The Future of Writing and How to Stop It
Posted on Thu, Dec 01, 2011

By Katie
In our office, there are cheers and hoots and hollers when we come across an article that makes a great point, shows honest intelligence and is not afraid to expose controversy. Technology and online editing tools make it easy to skip the hard work that goes into quality writing. It’s happening online, it’s happening in business, and it’s happening in academia. When we stop focusing on the quality of writing, we remove thinking from the process altogether. We must demand high-quality content and knowledge that will take us to the next level as students, entrepreneurs, professionals and, well, humans.
I attended a Harvard writing series lecture recently, and the general premise was the slow demise of writing in academia and how university professors can help prevent the upcoming generation from becoming increasingly lazy cheaters. Jonathan Zittrain, Harvard professor and author of The Future of the Internet -- And How to Stop It, discussed a time when there was no spell check, the rise of Mechanical Turks (where kids use outsourced writers to complete their papers for them), and the scary predictions for our future (think Soylent Green, mmk?). From where Zittrain sits, it seems the future of writing is no writing at all, but instead, copying, outsourcing or outright plagiarizing.
I got to thinking about how closely this relates to PR and journalism. Zittrain talked about the slow decline of peer review in academia. Some professions have hundreds of thousands of journals, so the editors are hungry for content and most anyone can be published (a once highly coveted accomplishment). Beyond academia, Wikipedia has become the common man’s peer review, while blogging and Internet commentary rival traditional journalism.

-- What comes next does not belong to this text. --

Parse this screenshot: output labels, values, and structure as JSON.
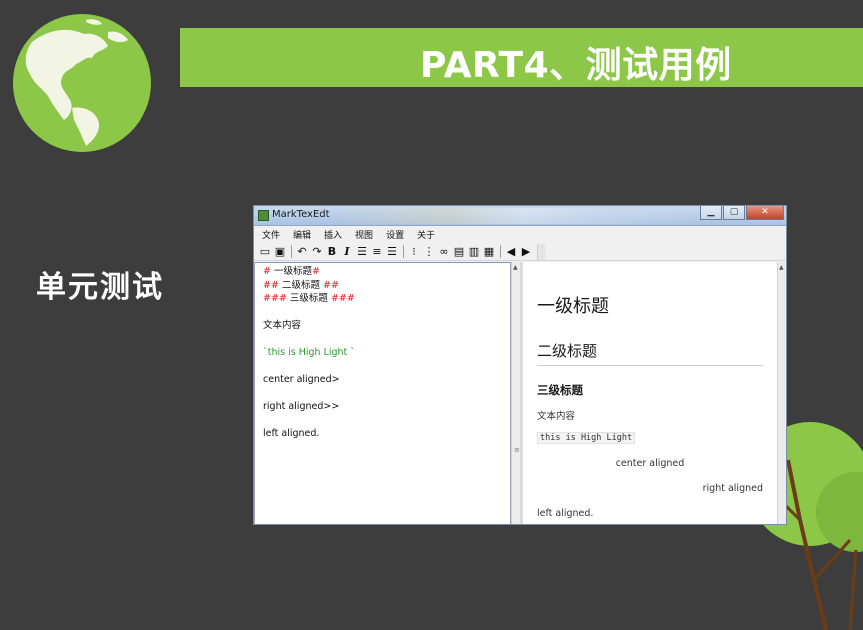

Professors don’t want their students to regurgitate their lectures. They want them to take what was taught, turn it upside down, shake it up and add their own research and thought. It’s every professional’s responsibility to view the Internet in the same way. It’s what gives an engineer from a small business in Silicon Valley a voice, a place to share his own knowledge on a topic that might otherwise be spoon-fed to the market.
As consumers and influencers of the media, we can choose to read what is spoon-fed to us and complain about it, or search out content that shakes things up and spurs thought.